Em 2026, a missão conjunta da Agência Espacial Europeia (ESA) e da Agência Japonesa de Exploração Aeroespacial (JAXA), BepiColombo, entrará finalmente em órbita em torno de Mercúrio, marcando o início de um período há muito esperado de intensa investigação científica. Esta missão não é apenas mais um sobrevoo; ele foi projetado para desvendar totalmente os mistérios do planeta mais interno do sistema solar.
Uma abordagem em duas partes
BepiColombo compreende dois orbitadores principais: o Mercury Planetary Orbiter (MPO) e o Mercury Magnetospheric Orbiter (Mio). Ambos estão atualmente ligados ao Módulo de Transferência de Mercúrio (MTM), que tem guiado a nave espacial desde o seu lançamento em 2018. O MTM utiliza uma técnica inteligente de assistência à gravidade, desenvolvida pelo físico Giuseppe “Bepi” Colombo, para desacelerar gradualmente a nave espacial para uma inserção orbital controlada.
Por que agora?
Durante anos, a BepiColombo reuniu dados preliminares, incluindo informações sobre o vento solar e imagens de superfície de alta resolução. No entanto, as suas ferramentas mais potentes – como os espectrómetros de raios X do MPO – foram obscurecidas pelo MTM. Em setembro de 2026, o MPO e o Mio se separarão do MTM e iniciarão sua descida em órbita. Até novembro, esses instrumentos terão visão desobstruída, permitindo análises detalhadas.
O que aprenderemos?
Espera-se que esta missão forneça dados sem precedentes sobre o ambiente magnético de Mercúrio, a composição da superfície e a estrutura interna.

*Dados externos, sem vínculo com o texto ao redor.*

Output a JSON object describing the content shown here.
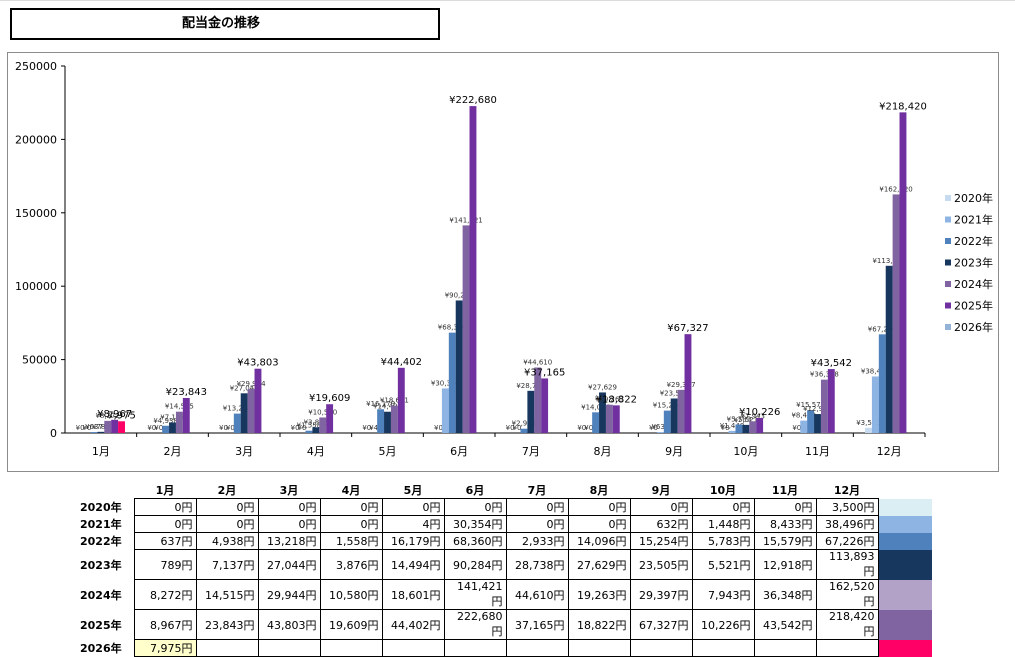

- O MPO irá obter as primeiras imagens de raios X de uma superfície planetária, ajudando a explicar as emissões inesperadamente elevadas de raios X do lado escuro de Mercúrio.

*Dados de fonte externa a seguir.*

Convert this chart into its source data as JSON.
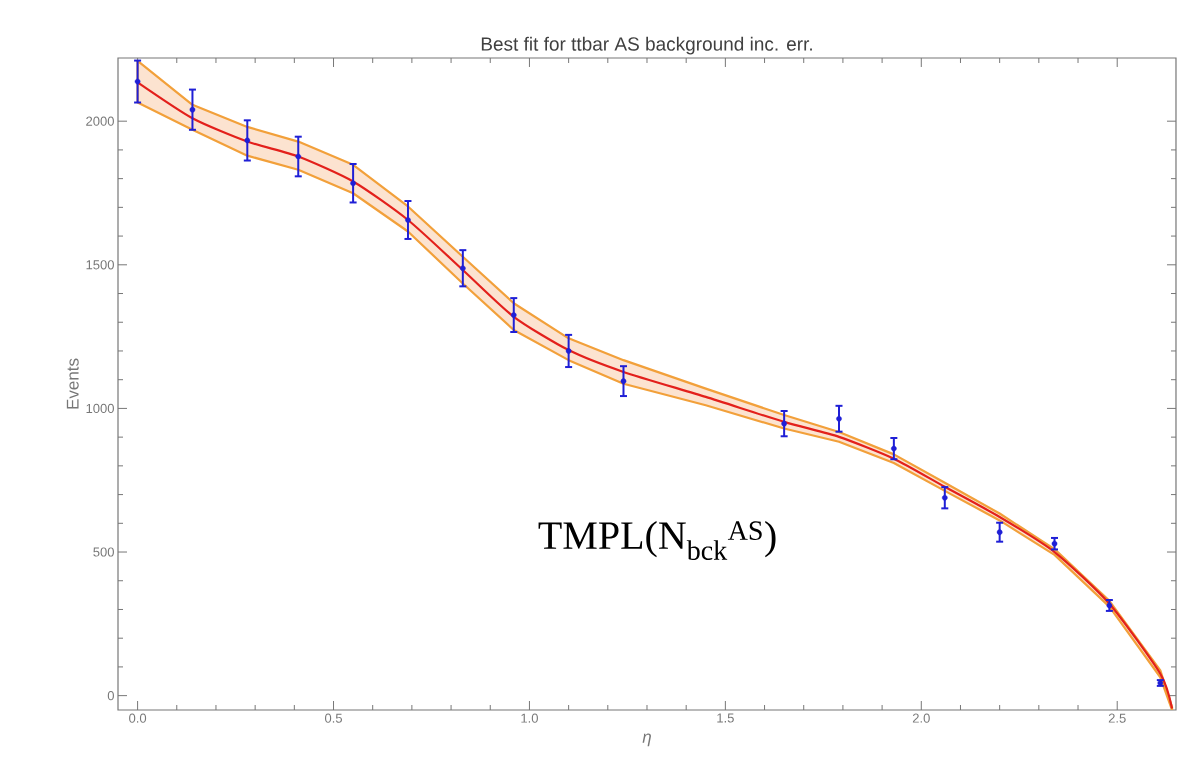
{
  "chart_data": {
    "type": "line",
    "title": "Best fit for ttbar AS background inc. err.",
    "xlabel": "η",
    "ylabel": "Events",
    "annotations": [
      "TMPL(N$_{bck}$$^{AS}$)"
    ],
    "xlim": [
      -0.05,
      2.65
    ],
    "ylim": [
      -50,
      2220
    ],
    "xticks": [
      {
        "value": 0,
        "label": "0.0"
      },
      {
        "value": 0.5,
        "label": "0.5"
      },
      {
        "value": 1,
        "label": "1.0"
      },
      {
        "value": 1.5,
        "label": "1.5"
      },
      {
        "value": 2,
        "label": "2.0"
      },
      {
        "value": 2.5,
        "label": "2.5"
      }
    ],
    "yticks": [
      0,
      500,
      1000,
      1500,
      2000
    ],
    "series": [
      {
        "color": "#e3201b",
        "x": [
          0,
          0.14,
          0.28,
          0.41,
          0.55,
          0.69,
          0.83,
          0.96,
          1.1,
          1.24,
          1.45,
          1.65,
          1.79,
          1.93,
          2.06,
          2.2,
          2.34,
          2.48,
          2.61,
          2.64
        ],
        "values": [
          2135,
          2010,
          1929,
          1877,
          1790,
          1656,
          1482,
          1319,
          1203,
          1127,
          1040,
          953,
          901,
          825,
          727,
          622,
          500,
          320,
          76,
          -45
        ],
        "lower": [
          2065,
          1970,
          1880,
          1831,
          1749,
          1616,
          1435,
          1273,
          1168,
          1086,
          1011,
          930,
          884,
          810,
          713,
          610,
          490,
          310,
          64,
          -50
        ],
        "upper": [
          2210,
          2057,
          1980,
          1929,
          1848,
          1703,
          1528,
          1366,
          1244,
          1168,
          1069,
          977,
          918,
          840,
          741,
          634,
          510,
          330,
          88,
          -40
        ]
      },
      {
        "type": "scatter",
        "marker": "circle",
        "color": "#1f1fd6",
        "x": [
          0,
          0.14,
          0.28,
          0.41,
          0.55,
          0.69,
          0.83,
          0.96,
          1.1,
          1.24,
          1.65,
          1.79,
          1.93,
          2.06,
          2.2,
          2.34,
          2.48,
          2.61
        ],
        "values": [
          2138,
          2040,
          1933,
          1877,
          1784,
          1656,
          1488,
          1325,
          1200,
          1095,
          947,
          964,
          860,
          689,
          569,
          529,
          314,
          44
        ],
        "errors": [
          73,
          70,
          70,
          69,
          67,
          66,
          63,
          59,
          56,
          52,
          44,
          45,
          37,
          37,
          33,
          20,
          19,
          10
        ]
      }
    ]
  }
}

- Os espectrómetros irão analisar o lado iluminado pelo sol do planeta, revelando a composição da sua superfície e fornecendo pistas sobre a sua evolução.
- O Mio estudará a magnetosfera de Mercúrio, a área do espaço dominada pelo campo magnético do planeta.
“Se conseguirmos compreender como é que os diferentes planetas se tornaram como são, poderemos compreender a dinâmica de todo o sistema solar”, diz Charly Feldman, cientista de instrumentos da Universidade de Leicester.
A espera e o risco
Embora a expectativa seja elevada, a equipa da missão reconhece o risco. Os instrumentos estão em trânsito há anos e não há garantia de que funcionarão perfeitamente após a ativação. Como observa Feldman: “Não há nada que possamos fazer se estiver quebrado”.
As anomalias de Mercúrio há muito que intrigam os cientistas. O núcleo de ferro invulgarmente grande do planeta, o campo magnético fraco e as altas temperaturas da superfície colocam questões fundamentais sobre a formação e evolução planetária. A BepiColombo está preparada para fornecer as respostas.
A missão representa um grande passo em frente na nossa compreensão do mundo mais interno do sistema solar. Ao combinar instrumentos de ponta com uma trajetória orbital bem planeada, a BepiColombo está preparada para reescrever o nosso conhecimento sobre Mercúrio e, por extensão, sobre as forças que moldam todos os planetas rochosos.